Proposals for full panels are welcome. These should include three proposed speakers, including, or in addition to, a chair and/or a respondent. Individual papers will be grouped with two others. Parallel sessions will last an hour and a half, which means that papers should usually be no longer than 20 minutes to leave sufficient time for discussion.
The final deadline for proposals is 15 January 2010, but early submissions are encouraged. Proposals should contain a title, an abstract (ca. 200 to 400 words) as well as a short bio sketch (no more than 100 words).
Proposals will be reviewed in the weeks following their submission, so that prospective participants will usually be notified of the decision within a month of reception of the proposal.
Proposals should be sent to <authorship2010@unige.ch>.
For the conference website, see www.samemes.org. A selection of papers presented at the conference will be published in a collection.

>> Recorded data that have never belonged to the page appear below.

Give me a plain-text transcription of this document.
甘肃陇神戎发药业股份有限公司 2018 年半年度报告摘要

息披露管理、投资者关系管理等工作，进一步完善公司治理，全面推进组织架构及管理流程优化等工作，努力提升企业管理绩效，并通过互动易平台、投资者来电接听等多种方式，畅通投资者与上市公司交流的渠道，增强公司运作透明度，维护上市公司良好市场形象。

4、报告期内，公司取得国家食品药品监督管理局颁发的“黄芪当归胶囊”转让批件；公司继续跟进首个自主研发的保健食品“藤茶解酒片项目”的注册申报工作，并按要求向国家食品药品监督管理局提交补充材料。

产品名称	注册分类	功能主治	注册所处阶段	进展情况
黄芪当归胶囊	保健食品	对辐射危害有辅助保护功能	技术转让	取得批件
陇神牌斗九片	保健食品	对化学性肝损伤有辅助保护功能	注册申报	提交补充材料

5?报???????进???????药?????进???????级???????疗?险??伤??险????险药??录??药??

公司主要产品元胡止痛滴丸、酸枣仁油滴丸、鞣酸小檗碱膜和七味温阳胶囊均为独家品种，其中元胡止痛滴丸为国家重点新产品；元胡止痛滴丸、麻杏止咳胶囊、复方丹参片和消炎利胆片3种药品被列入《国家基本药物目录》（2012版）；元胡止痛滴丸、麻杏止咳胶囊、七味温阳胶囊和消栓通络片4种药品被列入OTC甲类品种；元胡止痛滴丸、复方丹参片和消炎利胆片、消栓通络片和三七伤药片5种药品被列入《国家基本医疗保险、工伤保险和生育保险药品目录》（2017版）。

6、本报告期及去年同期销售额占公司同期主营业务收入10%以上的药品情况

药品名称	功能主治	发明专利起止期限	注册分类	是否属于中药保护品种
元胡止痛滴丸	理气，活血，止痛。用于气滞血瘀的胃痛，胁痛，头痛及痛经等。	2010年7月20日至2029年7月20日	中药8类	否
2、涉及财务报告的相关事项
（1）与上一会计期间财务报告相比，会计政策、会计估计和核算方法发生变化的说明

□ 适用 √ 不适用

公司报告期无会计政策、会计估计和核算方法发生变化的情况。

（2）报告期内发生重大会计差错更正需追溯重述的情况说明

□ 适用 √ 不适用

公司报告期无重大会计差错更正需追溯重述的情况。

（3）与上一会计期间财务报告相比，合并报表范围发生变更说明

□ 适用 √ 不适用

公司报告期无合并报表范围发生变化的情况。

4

More information is available on the Conference website: http://home.adm.unige.ch/~erne/authorship2010/

Update: 18 February 2010
The deadline for the submission of abstracts was in mid-January. We have received numerous proposals and have been able to accept 55 of them, from academics in 15 different countries. In addition, there will be seven plenary speakers, Colin Burrow (All Souls College, Oxford), Patrick Cheney (Pennsylvania State University), Helen Cooper (Cambridge University), Rita Copeland (University of Pennsylvania), Robert Edwards (Pennsylvania State University), Alastair Minnis (Yale University), and Sir Brian Vickers (School of Advanced Study, University of London). Attached to this email is a document which lists the names of all confirmed speakers along with the title of their paper. The list is also available from the conference website (see above) under 'programme'.
Conference registration is now fully underway. The deadline is *15 March*, so please register soon. You need to do so via the conference website (with credit card payment), by clicking on 'registration'. For those who require accommodation in Geneva during the conference, information has been made available on the 'Accommodation' page of the website. Please note that the conference will begin around 10 a.m. on Wednesday, 30 June, and will end around 6 p.m. on Friday, 2 July.